The five C’s of credit offer lenders a framework to evaluate a loan applicant’s creditworthiness. By considering a borrower’s character, capacity to make payments, economic conditions and available capital and collateral, banks and other financial institutions can better understand the risk a borrower possess.

Character of a farmer

A lender will look at a mortgage applicant’s overall trustworthiness, personality and credibility to determine the borrower’s character. The purpose of this is to determine whether the applicant is responsible and likely to make on-time payments on loans and other debts.

You character means who you are in terms of your integrity and ethical standing. The bank also looks at your credit history.

“We expect you access financing through the bank. Banks expect you to have a bank account which calls for a clean record. Everybody who gives you money will need to understand your character. Before you approach the bank first do some soul-searching. You should not ask money for a mill to instead divert it into marrying the second wife,” Mutaka says.

Capacity

Whether you’re applying for a business loan, mortgage or other loan, lenders want to see that you’re committed enough to contribute some of your own funds.

Mutaka says: “The bank would like to see what investment you have made personally. That means you love this project and you want it to progress. Let’s say you are doing poultry, you need to have bought the birds and have enough land. The bank will be interested in assessing how much capital you have put in as an individual.”

Capital

Capacity summarises a farmer’s ability to repay a loan based on the applicant’s available cash flow. Lenders consider whether the borrower can cover loan applications. Relevant factors include the borrower’s income and income stability.

Conditions

Lenders generally look at other financial conditions like the overall health of the economy and specifics of the loan. This typically includes the loan interest rate, amount of principal and intended use of the loan proceeds. However, lenders also consider outside factors like the state of the economy as a whole, industry trends and other conditions that might impact loan repayment.

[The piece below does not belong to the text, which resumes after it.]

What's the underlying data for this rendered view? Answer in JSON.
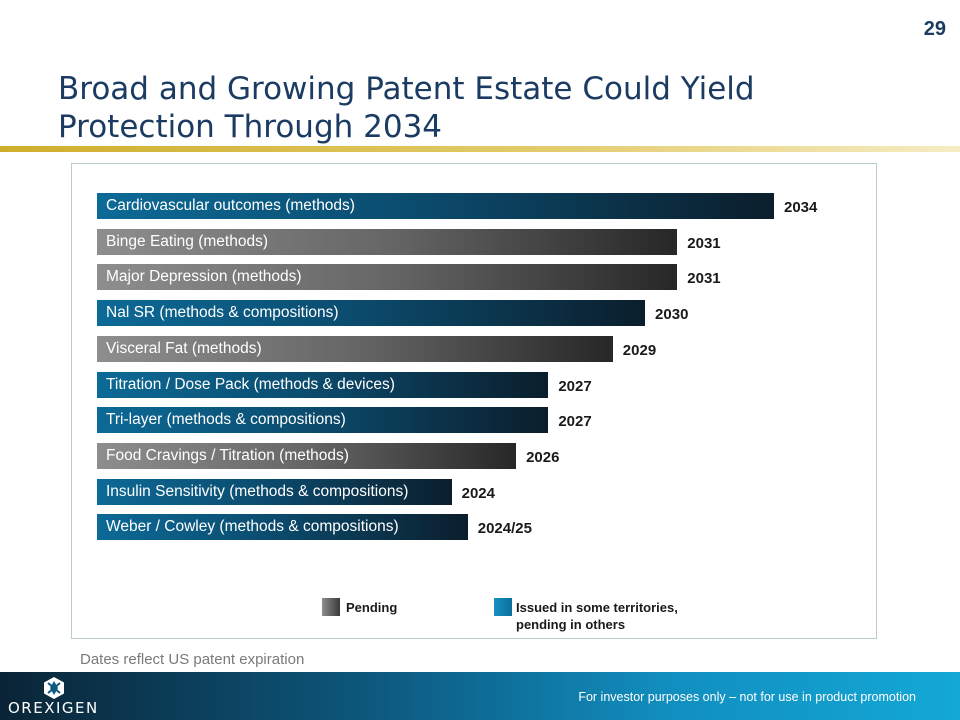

“Is your farm eligible for getting money? Does it have the capacity to succeed when given the loan?” he asks.

Collateral

The banks will need some form of security, an asset you can pledge to them. They are not interested in taking your asset, no, it is just a cover up to show that they gave you their money and you have something that entices you to come back to them,” Mutaka explains.

If you don’t have a mortgage, Bank of Uganda offers block allocation where you can come as a registered farmer group. The bank can give you up to Shs1.5b.

“This innovation is unlocking access to credit in areas with communal land tenure and most especially, for smallholder farmers who are otherwise excluded for lack of collateral to secure credit,” Mutaka says.

Top tip

 By considering a borrower’s character, capacity to make payments, economic conditions and available capital and collateral, banks and other financial institutions can better understand the risk a borrower possess.